AARP Hearing Center
The latest and final addition to the National WWII Museum in New Orleans offers a haunting and timely look at the impact of war.
Unlike the six pavilions built before it, the Liberation Pavilion, which opened in early November, focuses on the war’s aftermath.
The impressive collection of interactive exhibits and historic artifacts takes a deep dive into the highly personal effects of war and paints a vivid picture of America’s sacrifices, social movements and international impact.
Here are five exhibits and highlights you won’t soon forget.
1. “And Then They Came for Me”
The first part of this three-section gallery takes you behind the bookshelf that leads to the Secret Annex where Anne Frank and her family hid from Nazi soldiers. You hear Anne’s words as you walk through the space, telling the story of the young girl’s hopes, fears and ultimate demise. The accompanying exhibit graphically displays the horrors of Nazi concentration camps but a posted sign allows enough warning so visitors can bypass the exhibit if they prefer.
2. “The Cost of Victory”
Photographs, listening stations and prisoners of war testimonials drive home the brutality of the battlefield experience. Farther along on the first floor, similar opportunities to hear from both the soldiers who liberated concentration camps and the camp survivors add to the emotion.

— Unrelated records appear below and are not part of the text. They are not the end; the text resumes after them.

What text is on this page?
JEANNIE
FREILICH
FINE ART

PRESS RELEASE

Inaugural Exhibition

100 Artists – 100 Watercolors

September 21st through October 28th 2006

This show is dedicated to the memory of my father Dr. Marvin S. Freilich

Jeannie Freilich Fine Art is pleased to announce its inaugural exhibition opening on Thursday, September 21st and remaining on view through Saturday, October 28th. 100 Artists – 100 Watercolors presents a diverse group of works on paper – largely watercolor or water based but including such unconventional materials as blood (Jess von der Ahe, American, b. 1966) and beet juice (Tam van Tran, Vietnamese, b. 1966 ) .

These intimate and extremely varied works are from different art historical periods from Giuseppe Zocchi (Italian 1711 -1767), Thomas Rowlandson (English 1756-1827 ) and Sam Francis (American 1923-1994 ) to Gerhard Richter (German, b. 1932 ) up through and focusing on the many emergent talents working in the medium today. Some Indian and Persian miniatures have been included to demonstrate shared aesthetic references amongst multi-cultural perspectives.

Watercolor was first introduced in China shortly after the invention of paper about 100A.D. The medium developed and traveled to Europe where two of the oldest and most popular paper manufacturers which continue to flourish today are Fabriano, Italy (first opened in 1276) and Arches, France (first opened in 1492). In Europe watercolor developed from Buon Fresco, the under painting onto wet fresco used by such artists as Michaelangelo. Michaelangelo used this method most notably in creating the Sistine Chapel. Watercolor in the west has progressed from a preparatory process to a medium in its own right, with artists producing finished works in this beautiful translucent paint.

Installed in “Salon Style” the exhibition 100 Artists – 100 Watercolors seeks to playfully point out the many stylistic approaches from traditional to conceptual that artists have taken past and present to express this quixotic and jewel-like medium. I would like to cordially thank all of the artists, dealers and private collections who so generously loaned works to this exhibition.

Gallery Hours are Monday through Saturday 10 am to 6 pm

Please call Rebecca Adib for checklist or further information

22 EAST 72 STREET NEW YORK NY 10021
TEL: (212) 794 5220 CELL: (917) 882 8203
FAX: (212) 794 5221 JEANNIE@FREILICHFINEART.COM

3. “The Monuments Men and Women”
Adolf Hitler’s looting of world art as he ravaged cities across Europe, and his order to have it all destroyed if he lost, threatened to erase much of the art we treasure today. A joint program created by Western Allies allowed specialists to locate the hidden bunkers and preserve the priceless pieces. After walking through a recreation of the salt mine where one of the biggest caches of art was found, visitors can scan a QR code that shows pieces that are still missing and teaches how they can help if they spot them in the world.
4. “Prosperity and Change”
In this exhibit, visitors are asked to consider who really won and lost freedom when the war was over. For service members of color and women, the freedom won abroad didn’t follow them home. But the experiences of war did lead to a recognition of their own economic power and a realization of the possibilities for full humanity that existed outside of America. The results were the Civil Rights Movement and demands for equality that consumed the decades to follow.
5. The Priddy Family Foundation Freedom Theater
Inside the custom-built theater at a pivotal moment in the show, the audience platform rotates and a short film focuses on the fight for freedom that led to the war and the ongoing need for its protection today. Tracing the war from start to finish and into the modern day, the film perfectly concludes a visit to the museum and leaves visitors with plenty to consider about the role of the individual — as well as nations — in the ongoing fight for human rights.